Credit Unions Increase Liquidity through Borrowing

June 2006 data shows credit union borrowings at an all time high. Credit unions are meeting increased loan demand by tapping into longer term maturity vehicles to meet liquidity needs.


Credit union lending has increased at a significant rate since the refinance boom began in 2003. This increase in lending, coupled with a sluggish share growth rate, has led to the highest loan-to-share ratio in 10 years, at 80.49%. Credit unions are now looking for other sources of liquidity to satisfy their lending needs and have turned to borrowings. At an all time high, credit union borrowings reached $19.4 billion as of June 2006, which translates to 2.73% of total assets.

Borrowing Type Distribution

The majority of borrowings are in other notes and interest payable. As of June 2006, 55% of the industry’s borrowing composition came from this category, a jump of 10 percentage points from one year ago. This jump led to a decreasing use of lines of credit. While it is not possible to determine the sources of borrowings from the 5300 Call Report data, corporate credit unions report lending $5.9 billion to credit unions as of June, or 30.4% of credit union borrowings. In addition, 961 credit unions report being a member of a FHLB.

Slightly Longer Maturities

During the past 12 months, credit unions have shifted slightly towards longer maturing borrowings. With the flat yield curve, it is natural to see increased use of borrowings with longer maturities. This corresponds with the greater usage of other notes, which generally carry longer terms. As the yield curve has flattened, credit unions have taken advantage of the decreased risk of borrowing long term.

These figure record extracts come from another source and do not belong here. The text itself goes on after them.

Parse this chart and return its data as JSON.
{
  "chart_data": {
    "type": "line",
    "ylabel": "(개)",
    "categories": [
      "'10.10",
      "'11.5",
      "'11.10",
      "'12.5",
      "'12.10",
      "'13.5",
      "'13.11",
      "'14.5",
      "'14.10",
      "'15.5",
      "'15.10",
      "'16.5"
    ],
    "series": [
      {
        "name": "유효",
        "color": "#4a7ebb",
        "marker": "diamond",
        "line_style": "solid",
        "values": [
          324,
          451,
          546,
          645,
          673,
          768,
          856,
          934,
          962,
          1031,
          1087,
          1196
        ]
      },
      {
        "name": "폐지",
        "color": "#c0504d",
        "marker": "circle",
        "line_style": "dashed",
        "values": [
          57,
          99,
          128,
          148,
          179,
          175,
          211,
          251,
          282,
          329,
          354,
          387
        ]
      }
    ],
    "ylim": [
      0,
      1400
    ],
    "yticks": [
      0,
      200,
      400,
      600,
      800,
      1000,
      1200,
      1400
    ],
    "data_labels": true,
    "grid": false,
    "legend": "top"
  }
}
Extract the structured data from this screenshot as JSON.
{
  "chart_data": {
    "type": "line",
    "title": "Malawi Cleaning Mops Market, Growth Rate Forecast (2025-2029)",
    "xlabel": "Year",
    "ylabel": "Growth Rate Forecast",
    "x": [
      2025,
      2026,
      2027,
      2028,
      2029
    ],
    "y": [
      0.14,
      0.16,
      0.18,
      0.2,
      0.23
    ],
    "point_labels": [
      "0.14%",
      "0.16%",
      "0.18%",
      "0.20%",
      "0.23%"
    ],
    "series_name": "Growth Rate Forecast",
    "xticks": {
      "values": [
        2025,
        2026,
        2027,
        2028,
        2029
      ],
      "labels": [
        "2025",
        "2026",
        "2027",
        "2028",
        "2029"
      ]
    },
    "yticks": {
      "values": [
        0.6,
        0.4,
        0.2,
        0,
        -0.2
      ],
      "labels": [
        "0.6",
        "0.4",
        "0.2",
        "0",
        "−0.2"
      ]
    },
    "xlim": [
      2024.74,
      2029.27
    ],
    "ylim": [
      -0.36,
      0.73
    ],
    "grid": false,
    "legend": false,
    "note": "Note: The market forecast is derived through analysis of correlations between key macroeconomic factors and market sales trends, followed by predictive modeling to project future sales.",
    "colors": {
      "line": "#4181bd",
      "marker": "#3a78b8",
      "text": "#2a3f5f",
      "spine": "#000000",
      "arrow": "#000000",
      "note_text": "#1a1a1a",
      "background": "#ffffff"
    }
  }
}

To see how your credit union is performance against the latest data trends, visit schedule a complimentary demo of Callahan and Associates’ Peer-to-Peer Financial Analysis Software.




Sept. 18, 2006


  • As the real estate market begins to cool, it will be interesting to see how it affects the borrowing rates -- and whether there are other serious consequences that we'll all have to brace for.
  • The anonymity of this writer intrigues me.
  • While it is tempting to extend the duration of the liabilities during a flat yield curve environment, I believe this strategy will backfire as the Fed has ended its rate tightening cycle and the probability of the Fed's reversal increases daily as we are seeing inflation diminish and slower growth. In fact, it is the duration of ASSETS that should be extended.